Сравнительно с предыдущими книгами, в «Облаке в штанах» нужно отметить большее разнообразие ритмов, новые рифмы и более внимательную работу над ассонансом.
То однообразие ритма, которое, как и Северянину в первой книге, прощалось Маяковскому, перебивается интересными метрическими ходами, как, например:
Ах зачем это
Откуда это
В светлое весело
Грязных кулачищ замах
Пришла и голову отчаяньем занавесила
Мысль о сумасшедших домах.
Или следующая хорошая комбинация ямбов с амфибрахиями с удлинением на конце:
Я раньше думал, книги делаются так
Пришел поэт
Легко разжал уста
И сразу запел вдохновенный простак
Пожалуйста.
Из ассонансов Маяковского привлекают пока с пропуском слогов: «бешенный — нежный», «жареным — пожарным», «пролетки — все-таки», «подрядчики — подачки» etc. В книге есть и неплохие рифмы: «Джек Лондон — Джиоконда», «Разжал уста — пожалуйста» и другие.
Заканчивая настоящую заметку, я могу только лишний раз заявить о положительном превосходстве книги над очень и очень многим, что появлялось на стихотворном рынке за последние два года.
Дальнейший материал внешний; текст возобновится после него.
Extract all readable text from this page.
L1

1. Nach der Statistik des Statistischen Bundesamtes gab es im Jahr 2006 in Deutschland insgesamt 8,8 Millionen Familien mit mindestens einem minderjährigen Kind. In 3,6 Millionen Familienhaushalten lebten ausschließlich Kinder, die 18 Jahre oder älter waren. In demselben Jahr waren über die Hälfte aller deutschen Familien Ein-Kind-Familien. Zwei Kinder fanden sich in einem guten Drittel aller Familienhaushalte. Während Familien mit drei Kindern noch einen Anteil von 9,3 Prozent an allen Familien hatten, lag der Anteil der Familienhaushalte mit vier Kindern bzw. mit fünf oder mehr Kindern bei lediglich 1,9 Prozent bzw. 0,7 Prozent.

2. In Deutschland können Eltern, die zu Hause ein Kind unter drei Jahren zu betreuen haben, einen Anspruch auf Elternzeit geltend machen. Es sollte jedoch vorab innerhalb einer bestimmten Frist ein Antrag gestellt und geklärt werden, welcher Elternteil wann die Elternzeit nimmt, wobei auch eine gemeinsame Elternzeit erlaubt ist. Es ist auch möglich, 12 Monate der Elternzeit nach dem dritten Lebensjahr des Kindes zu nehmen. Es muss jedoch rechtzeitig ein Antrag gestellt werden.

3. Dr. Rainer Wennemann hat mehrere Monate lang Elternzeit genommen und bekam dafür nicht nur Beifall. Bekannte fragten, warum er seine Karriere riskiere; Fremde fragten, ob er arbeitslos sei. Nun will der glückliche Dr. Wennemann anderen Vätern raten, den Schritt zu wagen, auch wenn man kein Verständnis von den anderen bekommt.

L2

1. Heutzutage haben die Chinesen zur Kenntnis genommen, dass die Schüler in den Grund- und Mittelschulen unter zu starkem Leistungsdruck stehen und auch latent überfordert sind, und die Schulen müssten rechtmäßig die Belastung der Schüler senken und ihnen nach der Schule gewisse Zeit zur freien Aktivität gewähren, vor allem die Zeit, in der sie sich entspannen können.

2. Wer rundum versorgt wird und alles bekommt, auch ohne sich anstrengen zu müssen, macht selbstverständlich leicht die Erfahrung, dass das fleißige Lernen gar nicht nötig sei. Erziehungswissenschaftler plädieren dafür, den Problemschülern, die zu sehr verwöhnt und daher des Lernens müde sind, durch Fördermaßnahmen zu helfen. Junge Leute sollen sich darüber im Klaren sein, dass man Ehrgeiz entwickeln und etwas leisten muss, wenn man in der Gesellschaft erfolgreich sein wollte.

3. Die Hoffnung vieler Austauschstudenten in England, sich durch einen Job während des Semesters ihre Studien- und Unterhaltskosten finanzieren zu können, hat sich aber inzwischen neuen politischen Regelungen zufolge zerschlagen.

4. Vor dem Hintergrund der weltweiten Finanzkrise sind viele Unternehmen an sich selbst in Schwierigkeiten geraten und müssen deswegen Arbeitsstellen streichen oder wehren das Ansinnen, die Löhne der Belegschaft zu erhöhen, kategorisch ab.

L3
Жаль, что это же превосходство не позволяет и высказаться об ней вполне в пределах этой краткой заметки, так как, конечно, рецензия об «Облаке в штанах» в 133 строки не может быть исчерпывающей.
Я не хочу быть односторонним и пристрастным, но если я до сих пор не упомянул о недостатках рецензуемого издания, то только потому, что все они исключительно формального характера и, касаясь главным образом притупленности некоторых рифм и несколько косноязычного построения отдельных периодов, иногда задерживающего общее лирическое развитие пьесы, кажутся нам несущественными.
ПРИМЕЧАНИЯ
правитьВпервые: Второй сборник Центрифуги. М., 1916. Стб. 85—87. Печатается по этому изданию.
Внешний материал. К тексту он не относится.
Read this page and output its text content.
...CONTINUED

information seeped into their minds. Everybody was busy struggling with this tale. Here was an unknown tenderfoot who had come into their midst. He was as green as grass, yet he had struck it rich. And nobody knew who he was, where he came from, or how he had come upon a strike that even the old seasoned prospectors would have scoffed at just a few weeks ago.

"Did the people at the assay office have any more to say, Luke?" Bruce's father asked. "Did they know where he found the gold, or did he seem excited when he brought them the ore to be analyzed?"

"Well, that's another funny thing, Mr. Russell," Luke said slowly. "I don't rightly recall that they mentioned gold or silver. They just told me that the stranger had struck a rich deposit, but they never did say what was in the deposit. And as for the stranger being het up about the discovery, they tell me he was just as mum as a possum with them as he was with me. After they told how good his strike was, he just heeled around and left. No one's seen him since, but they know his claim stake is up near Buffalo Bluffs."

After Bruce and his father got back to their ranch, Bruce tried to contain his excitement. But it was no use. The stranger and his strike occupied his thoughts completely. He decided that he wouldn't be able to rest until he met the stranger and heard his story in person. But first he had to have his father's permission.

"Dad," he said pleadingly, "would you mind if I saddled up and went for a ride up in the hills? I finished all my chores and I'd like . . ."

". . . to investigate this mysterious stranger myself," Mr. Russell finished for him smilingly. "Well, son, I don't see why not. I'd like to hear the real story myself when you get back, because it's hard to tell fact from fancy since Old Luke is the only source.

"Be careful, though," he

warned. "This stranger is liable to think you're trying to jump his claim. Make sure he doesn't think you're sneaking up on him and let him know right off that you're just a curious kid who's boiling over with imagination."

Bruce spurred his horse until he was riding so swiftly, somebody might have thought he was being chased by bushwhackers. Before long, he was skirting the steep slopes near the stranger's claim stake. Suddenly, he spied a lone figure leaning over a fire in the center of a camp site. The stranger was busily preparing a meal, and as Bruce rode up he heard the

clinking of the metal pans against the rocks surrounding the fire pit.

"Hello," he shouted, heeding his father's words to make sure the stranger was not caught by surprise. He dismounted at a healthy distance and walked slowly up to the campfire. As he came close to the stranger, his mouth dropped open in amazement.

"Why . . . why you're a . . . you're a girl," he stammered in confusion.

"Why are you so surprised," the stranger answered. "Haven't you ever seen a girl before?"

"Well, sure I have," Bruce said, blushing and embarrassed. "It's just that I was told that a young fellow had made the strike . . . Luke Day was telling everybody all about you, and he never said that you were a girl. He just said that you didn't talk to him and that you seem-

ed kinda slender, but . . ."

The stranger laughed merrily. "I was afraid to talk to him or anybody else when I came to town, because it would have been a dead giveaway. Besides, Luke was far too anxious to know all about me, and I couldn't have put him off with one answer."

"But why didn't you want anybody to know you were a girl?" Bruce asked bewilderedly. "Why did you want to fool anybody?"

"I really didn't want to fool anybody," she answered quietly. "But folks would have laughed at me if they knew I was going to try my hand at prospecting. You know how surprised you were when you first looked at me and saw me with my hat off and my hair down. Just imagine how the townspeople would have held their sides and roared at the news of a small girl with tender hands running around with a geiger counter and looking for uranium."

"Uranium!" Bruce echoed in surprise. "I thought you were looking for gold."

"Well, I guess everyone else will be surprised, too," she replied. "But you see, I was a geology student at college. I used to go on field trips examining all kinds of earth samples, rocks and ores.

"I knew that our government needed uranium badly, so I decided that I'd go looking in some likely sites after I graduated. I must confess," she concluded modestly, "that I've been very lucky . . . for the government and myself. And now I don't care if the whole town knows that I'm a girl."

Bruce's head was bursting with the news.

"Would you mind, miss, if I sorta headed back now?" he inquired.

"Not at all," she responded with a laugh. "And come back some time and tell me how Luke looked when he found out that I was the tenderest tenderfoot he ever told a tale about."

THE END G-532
Большаков Константин Аристархович (1895—1938) — поэт, прозаик. Стихи начал писать с 14—15 лет; представив их на суд В. Я. Брюсова, получил одобрение. Примыкал к группе М. Ларионова, оформившего вместе с Н. Гончаровой первую книгу Большакова — «Le Futur» (1913). Вторая книга его стихов, «Сердце в перчатке» (М., 1913), вышла в издательстве «Мезонин поэзии». Тогда же поэт сближается с В. Шершеневичем, Б. Пастернаком, В. Маяковским; участвует в изданиях «Центрифуги», ПЖРФ. В 1916 появляются его книги «Солнце на излете» и «Поэма событий». В стихах Большакова, умеренно футуристических, соединились черты поэтики Маяковского и Северянина. В 1920-е Большаков целиком перешел на прозу.
С. 325. …глупая вобла воображения… — здесь и далее приводятся образы, цитаты из ОВШ.